Da ich vor Beginn der Ausbildung zur Kindheitspädagogin ein Praktikum in einem Kinderheim absolviert hatte und dort bemerkt hatte, dass alle Kinder verschieden auf mich zukommen, habe ich mir diese Fragestellung ausgesucht. Ich würde gerne die Hintergründe für das unterschiedliche Verhalten verstehen. Es gab Kinder, die sofort auf mich zugekommen sind, ohne irgendeine Art von Distanz, die mich von Anfang an regelrecht beschlagnahmt haben und das vom ersten Moment an als würden sie mich seit Ewigkeiten kennen. Andererseits gab es auch Kinder, die absolut kein Vertrauen aufbauen konnten, die bis zum Ende meines halbjährigen Praktikums keine Beziehung zu mir entwickeln konnten. Zumindest zeigten diese Kinder mir gegenüber keine Anzeichen von Bindung.
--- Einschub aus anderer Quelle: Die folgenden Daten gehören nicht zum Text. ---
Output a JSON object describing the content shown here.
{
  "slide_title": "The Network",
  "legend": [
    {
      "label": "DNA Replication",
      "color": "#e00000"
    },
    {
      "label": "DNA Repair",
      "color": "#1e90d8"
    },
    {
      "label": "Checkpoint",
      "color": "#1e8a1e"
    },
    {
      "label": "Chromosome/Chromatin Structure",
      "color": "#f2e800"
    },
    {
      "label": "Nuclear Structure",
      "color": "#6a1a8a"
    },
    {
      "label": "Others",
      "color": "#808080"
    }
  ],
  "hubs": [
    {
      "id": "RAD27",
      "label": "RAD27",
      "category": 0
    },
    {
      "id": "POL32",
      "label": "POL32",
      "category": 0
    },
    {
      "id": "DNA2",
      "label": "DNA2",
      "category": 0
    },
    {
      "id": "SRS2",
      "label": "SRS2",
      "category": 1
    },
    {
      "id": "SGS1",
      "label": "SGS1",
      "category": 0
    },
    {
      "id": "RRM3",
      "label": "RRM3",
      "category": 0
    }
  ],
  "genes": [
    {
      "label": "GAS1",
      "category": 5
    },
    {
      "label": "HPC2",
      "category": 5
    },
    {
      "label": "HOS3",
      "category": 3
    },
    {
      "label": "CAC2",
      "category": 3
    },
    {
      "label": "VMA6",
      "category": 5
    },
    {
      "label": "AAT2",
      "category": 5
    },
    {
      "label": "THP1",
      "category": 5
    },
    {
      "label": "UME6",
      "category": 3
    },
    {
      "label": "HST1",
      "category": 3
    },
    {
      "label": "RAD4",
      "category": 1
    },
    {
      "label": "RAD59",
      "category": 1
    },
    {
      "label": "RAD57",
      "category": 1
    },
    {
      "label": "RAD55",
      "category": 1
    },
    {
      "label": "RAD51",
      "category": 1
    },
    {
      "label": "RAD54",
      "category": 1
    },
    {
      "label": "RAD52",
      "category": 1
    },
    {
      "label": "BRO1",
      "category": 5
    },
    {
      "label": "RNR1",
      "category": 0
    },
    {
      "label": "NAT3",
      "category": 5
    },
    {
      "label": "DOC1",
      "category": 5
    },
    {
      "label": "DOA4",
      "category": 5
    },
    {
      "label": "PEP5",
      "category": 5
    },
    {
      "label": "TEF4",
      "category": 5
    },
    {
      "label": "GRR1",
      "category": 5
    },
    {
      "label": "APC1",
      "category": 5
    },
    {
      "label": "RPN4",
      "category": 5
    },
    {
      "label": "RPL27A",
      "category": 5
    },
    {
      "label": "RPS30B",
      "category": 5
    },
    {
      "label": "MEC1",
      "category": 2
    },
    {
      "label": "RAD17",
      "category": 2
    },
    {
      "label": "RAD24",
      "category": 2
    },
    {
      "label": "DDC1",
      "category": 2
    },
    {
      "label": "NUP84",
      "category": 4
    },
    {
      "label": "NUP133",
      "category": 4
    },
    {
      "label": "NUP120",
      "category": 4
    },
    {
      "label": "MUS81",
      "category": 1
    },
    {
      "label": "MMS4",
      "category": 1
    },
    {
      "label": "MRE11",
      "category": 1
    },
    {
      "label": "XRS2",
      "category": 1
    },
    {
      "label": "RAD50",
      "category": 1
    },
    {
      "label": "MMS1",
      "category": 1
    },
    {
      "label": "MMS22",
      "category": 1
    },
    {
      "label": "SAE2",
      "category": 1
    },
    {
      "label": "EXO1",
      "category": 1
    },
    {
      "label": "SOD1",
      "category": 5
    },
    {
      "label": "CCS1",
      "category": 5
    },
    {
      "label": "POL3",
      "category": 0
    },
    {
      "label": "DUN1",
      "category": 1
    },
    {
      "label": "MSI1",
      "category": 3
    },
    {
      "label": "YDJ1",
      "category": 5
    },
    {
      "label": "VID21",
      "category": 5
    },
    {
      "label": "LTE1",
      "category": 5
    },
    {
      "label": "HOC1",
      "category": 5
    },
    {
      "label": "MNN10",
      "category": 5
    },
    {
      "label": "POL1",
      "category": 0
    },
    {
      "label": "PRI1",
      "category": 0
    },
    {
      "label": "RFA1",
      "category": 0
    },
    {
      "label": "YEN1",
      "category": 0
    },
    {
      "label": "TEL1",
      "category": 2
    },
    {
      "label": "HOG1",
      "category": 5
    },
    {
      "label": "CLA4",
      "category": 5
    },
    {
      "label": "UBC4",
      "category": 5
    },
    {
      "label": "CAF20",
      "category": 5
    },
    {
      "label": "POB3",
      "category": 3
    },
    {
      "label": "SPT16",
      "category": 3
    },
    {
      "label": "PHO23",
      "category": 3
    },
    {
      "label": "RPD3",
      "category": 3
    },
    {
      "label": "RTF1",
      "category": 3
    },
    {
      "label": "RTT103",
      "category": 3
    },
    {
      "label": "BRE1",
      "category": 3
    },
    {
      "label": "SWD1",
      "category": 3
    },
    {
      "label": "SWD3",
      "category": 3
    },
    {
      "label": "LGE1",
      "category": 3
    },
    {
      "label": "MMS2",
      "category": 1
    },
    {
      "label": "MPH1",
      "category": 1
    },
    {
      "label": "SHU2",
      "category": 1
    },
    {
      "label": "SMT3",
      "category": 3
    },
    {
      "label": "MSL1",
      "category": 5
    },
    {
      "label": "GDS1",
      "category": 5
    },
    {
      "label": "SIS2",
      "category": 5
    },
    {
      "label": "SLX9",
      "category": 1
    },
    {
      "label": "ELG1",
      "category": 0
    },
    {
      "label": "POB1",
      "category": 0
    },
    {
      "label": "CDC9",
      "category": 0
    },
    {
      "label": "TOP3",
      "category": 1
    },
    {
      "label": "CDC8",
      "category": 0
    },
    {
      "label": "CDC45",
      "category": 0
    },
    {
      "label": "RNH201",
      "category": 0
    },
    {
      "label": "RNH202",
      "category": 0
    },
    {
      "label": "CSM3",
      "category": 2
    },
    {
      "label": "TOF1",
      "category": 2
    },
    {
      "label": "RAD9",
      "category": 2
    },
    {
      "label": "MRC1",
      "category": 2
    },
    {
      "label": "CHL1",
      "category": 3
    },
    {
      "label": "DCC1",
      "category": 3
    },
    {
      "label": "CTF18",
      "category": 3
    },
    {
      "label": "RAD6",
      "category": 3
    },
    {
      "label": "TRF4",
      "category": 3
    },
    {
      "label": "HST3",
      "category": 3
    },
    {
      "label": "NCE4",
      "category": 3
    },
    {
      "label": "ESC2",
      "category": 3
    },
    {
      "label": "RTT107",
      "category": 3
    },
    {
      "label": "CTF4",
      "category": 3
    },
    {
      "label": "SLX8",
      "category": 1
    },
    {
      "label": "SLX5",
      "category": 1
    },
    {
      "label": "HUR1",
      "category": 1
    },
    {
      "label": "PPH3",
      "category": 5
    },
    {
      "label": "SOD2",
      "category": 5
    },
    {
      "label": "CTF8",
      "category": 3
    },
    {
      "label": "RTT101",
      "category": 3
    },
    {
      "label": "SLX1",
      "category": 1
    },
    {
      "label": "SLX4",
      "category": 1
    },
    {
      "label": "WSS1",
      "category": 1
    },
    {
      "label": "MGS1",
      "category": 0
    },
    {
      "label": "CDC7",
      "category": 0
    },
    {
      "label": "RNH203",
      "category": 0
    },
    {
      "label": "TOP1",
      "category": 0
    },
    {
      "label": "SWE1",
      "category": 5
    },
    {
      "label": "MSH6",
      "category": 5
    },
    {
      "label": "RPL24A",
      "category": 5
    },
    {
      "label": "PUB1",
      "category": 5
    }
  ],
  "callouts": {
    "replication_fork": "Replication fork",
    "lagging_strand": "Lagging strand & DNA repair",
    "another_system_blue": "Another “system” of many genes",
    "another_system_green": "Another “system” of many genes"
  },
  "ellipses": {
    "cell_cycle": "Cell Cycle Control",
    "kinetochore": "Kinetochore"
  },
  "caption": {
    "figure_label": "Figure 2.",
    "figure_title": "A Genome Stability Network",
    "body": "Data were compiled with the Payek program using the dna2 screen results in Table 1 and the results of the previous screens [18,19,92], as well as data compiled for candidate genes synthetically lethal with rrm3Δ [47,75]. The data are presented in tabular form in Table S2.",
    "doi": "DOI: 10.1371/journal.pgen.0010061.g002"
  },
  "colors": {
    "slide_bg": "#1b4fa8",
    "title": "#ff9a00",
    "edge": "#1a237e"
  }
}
Jedes Kind hatte also ein anderes Nähe-Distanz-Verständnis. Da mir natürlich bewusst ist, dass jedes dieser Kinder sein eigenes Schicksal hat und eigene Erfahrungen mitbringt, die jedes einzelne Kind prägt, wollte ich trotzdem verstehen, ob es einen Zusammenhang zwischen dem Erlebten, der Situation des Heimaufenthalts und den verschiedenen Verhaltensweisen gibt. Eine Begründung für die verschiedenen Verhaltensmuster hätte mir damals ein größeres Verständnis für die unterschiedlichen Reaktionen der Kinder mir gegenüber gegeben und somit hätte ich besser auf die einzelnen Bedürfnisse der Heimkinder eingehen können.
Meiner Meinung nach ist die Bindungstheorie genau das, was dieses Verhalten erklärt.
Weiterhin ist mir aufgefallen, dass manche der Jugendlichen im Heim sehr schnell Liebesbeziehungen eingehen, andere aber hatten bis zur Volljährigkeit noch keinen Kontakt zum anderen Geschlecht. Auch gab es in den vorhandenen Beziehungen einen Unterschied der Haltbarkeit. Bei vielen war eine Beziehung nach nur wenigen Wochen beendet, andere dauerten Jahre lang an. Daher interessiert mich auch, ob die verschiedenen Bindungserfahrungen im Kindesalter Auswirkung auf das spätere Paarbindungsverhalten haben.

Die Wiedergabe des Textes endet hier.